In camp we were like animals in a zoo with the Ethiopians standing outside the makeshift perimeter for hours gazing in at us while we went about our business and that is literally speaking.
Hired Ethiopian men with AK47s and stock whips would patrol in an attempt to keep the locals at bay.
However there were those goose bump moments where the elderly’s faces lit up and smiled as you acknowledge them and said Selamno as you cycled past or the smiles on the little kids faces when you waved and said selam. They made you forget for a short moment the torment of 500m back.
Sound – the incessant sound of yelling children as they run from houses, bushes, stores or the road verge. Sitting a top hills or boulders in the middle of nowhere. You, you, you, money, money, money, give me pen, give me banana, China, China, China, give me Dashan, where you go? Ferengi, Ferengi, Ferengi, or anything else they could come up with at the time.
Buses and trucks leaning on their horns as they approach from either behind or in front, scare the heebie geebies outta ya! and think it hilarious when you attempt to hitch a ride by holding the back of the truck when going up hill riding one handed. Fun times.
Nights were mostly quiet, except for the donkey’s missing their mates and eeorring all night or the dogs barking or fighting, and the odd town celebration that goes all night.
Choruses from the camp sight itself was made up of snoring, coughing and bottom burping.
Pick your tent site carefully.
Mornings when the town pray went to air at 5 am for all the world to hear, then they would have a competition to see who could yell through the loudspeaker the loudest and the longest. For fooks sake, we are trying to sleep here…… its rest day…..
Touch – due to the unhygienic conditions we travelled through and stayed at and to help prevent the illnesses going through camp, hand washing after touching anything was of vital importance.
The money was so dirty that Mr D even commented that it had stained his wallet.
The kids loved to touch us in a number of ways and stomp on our hearts in the process. The majority of the time it was by yelling, throwing rocks, kicking, slapping, stealing items from our bike packs, hitting us with sticks or chasing us in packs up the road, but not all were bad kids, some got the biggest kicks just out of being acknowledge by the ferengi’s (that’s us) and we got enjoyment witnessing it.

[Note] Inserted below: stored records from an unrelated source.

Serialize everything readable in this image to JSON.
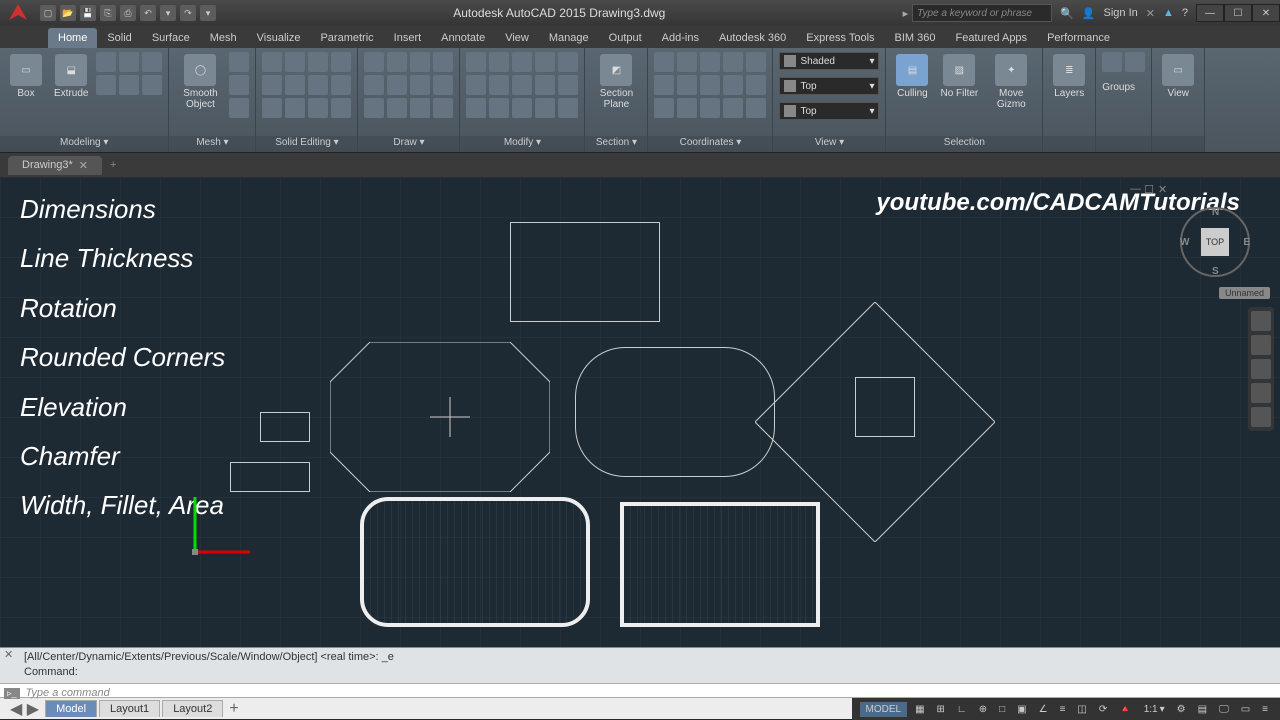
{
  "title": "Autodesk AutoCAD 2015   Drawing3.dwg",
  "search_placeholder": "Type a keyword or phrase",
  "sign_in": "Sign In",
  "tabs": [
    "Home",
    "Solid",
    "Surface",
    "Mesh",
    "Visualize",
    "Parametric",
    "Insert",
    "Annotate",
    "View",
    "Manage",
    "Output",
    "Add-ins",
    "Autodesk 360",
    "Express Tools",
    "BIM 360",
    "Featured Apps",
    "Performance"
  ],
  "active_tab": "Home",
  "panels": {
    "modeling": {
      "label": "Modeling ▾",
      "btns": [
        "Box",
        "Extrude"
      ]
    },
    "mesh": {
      "label": "Mesh ▾",
      "btn": "Smooth Object"
    },
    "solid_edit": {
      "label": "Solid Editing ▾"
    },
    "draw": {
      "label": "Draw ▾"
    },
    "modify": {
      "label": "Modify ▾"
    },
    "section": {
      "label": "Section ▾",
      "btn": "Section Plane"
    },
    "coords": {
      "label": "Coordinates ▾"
    },
    "view": {
      "label": "View ▾",
      "shaded": "Shaded",
      "top1": "Top",
      "top2": "Top"
    },
    "selection": {
      "label": "Selection",
      "btns": [
        "Culling",
        "No Filter",
        "Move Gizmo"
      ]
    },
    "layers": {
      "label": "",
      "btn": "Layers"
    },
    "groups": {
      "label": "",
      "btn": "Groups"
    },
    "viewpanel": {
      "label": "",
      "btn": "View"
    }
  },
  "drawing_tab": "Drawing3*",
  "overlay_items": [
    "Dimensions",
    "Line Thickness",
    "Rotation",
    "Rounded Corners",
    "Elevation",
    "Chamfer",
    "Width, Fillet, Area"
  ],
  "brand": "youtube.com/CADCAMTutorials",
  "viewcube": "TOP",
  "unnamed": "Unnamed",
  "cmd_history": "[All/Center/Dynamic/Extents/Previous/Scale/Window/Object] <real time>: _e",
  "cmd_history2": "Command:",
  "cmd_prompt": "Type a command",
  "layout_tabs": [
    "Model",
    "Layout1",
    "Layout2"
  ],
  "status": {
    "model": "MODEL",
    "scale": "1:1"
  }
}
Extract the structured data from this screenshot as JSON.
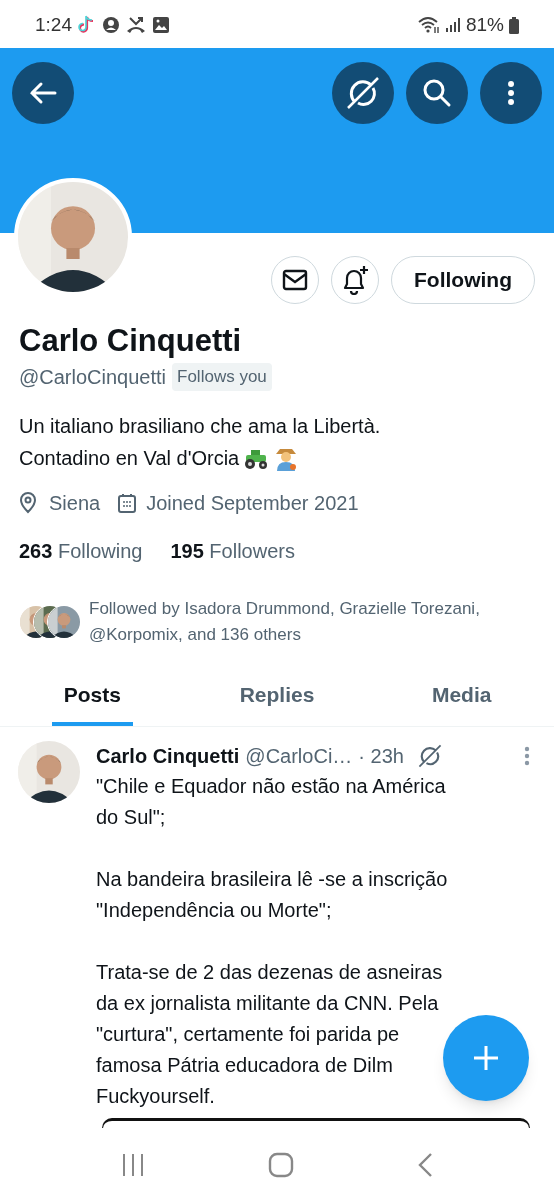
{
  "status_bar": {
    "time": "1:24",
    "battery": "81%"
  },
  "profile": {
    "name": "Carlo Cinquetti",
    "handle": "@CarloCinquetti",
    "follows_you": "Follows you",
    "bio": [
      "Un italiano brasiliano che ama la Libertà.",
      "Contadino en Val d'Orcia"
    ],
    "location": "Siena",
    "joined": "Joined September 2021",
    "follow_button": "Following",
    "stats": [
      {
        "count": "263",
        "label": "Following"
      },
      {
        "count": "195",
        "label": "Followers"
      }
    ],
    "followed_by": "Followed by Isadora Drummond, Grazielle Torezani, @Korpomix, and 136 others"
  },
  "tabs": [
    {
      "label": "Posts",
      "selected": true
    },
    {
      "label": "Replies",
      "selected": false
    },
    {
      "label": "Media",
      "selected": false
    }
  ],
  "post": {
    "name": "Carlo Cinquetti",
    "handle": "@CarloCi…",
    "time": "· 23h",
    "paragraphs": [
      [
        "\"Chile e Equador não estão na América",
        "do Sul\";"
      ],
      [
        "Na bandeira brasileira lê -se a inscrição",
        "\"Independência ou Morte\";"
      ],
      [
        "Trata-se de 2 das dezenas de asneiras",
        "da ex jornalista militante da CNN. Pela",
        "\"curtura\", certamente foi parida pe",
        "famosa Pátria educadora de Dilm",
        "Fuckyourself."
      ]
    ]
  }
}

Smell – the smells of Ethiopia was of smoke seeping out of their straw roofs into the early morning air or the burning of fires on the sides of the roads of yesterdays refuge. Vehicle pollution was horrendous in the bigger cities as was the dust from passing traffic on the unsealed roads which entered every orifice or crevasse possible.
The smell of dead animals was noticeably far less than in Sudan. The odd road kill along with the diesel fumes and smoke inhalation were the only bad smells to assault the nostrils.
Ethiopia was pretty lush and the animals thrived on the open grazing available. Most were in good condition nourishment wise. Not veterinary wise…. No paddocks and the heards didn’t seem to mix. Go figure!!!
Taste – our first sip of the forbidden Sudanese drop was had in Gondar at the Goha Hotel overlooking the town. And it was cold!!! The Dashan Beer or the St Christophers.
Most Ethiopian camp sites came with the locals delivering crates of usually warm beer and sodas and making a small profit on the side.
Tibes was a spicy meat dish served with injera, the injera was like a pancake that tasted like vinegar but was actually fermented tef, (a type of grain) Their staple diet and one that was very delicious.
Our own cook Yanis, also served up some awesome dishes in Ethiopia. One of my favs was pink Porridge for Valentines day xxx and caramelized bananas with weetbix for breakfast, yumo.
We are in Marsabit Kenya, at present with gale force winds and dreading the 120km ride into the head winds tomorrow. No change forecasted.
Till Nairobi take care
Sonia Numbutt Dada xxx
Photos are hard to load given the intermittent net avaliable, I will do my best. This is the second attempt at this blog.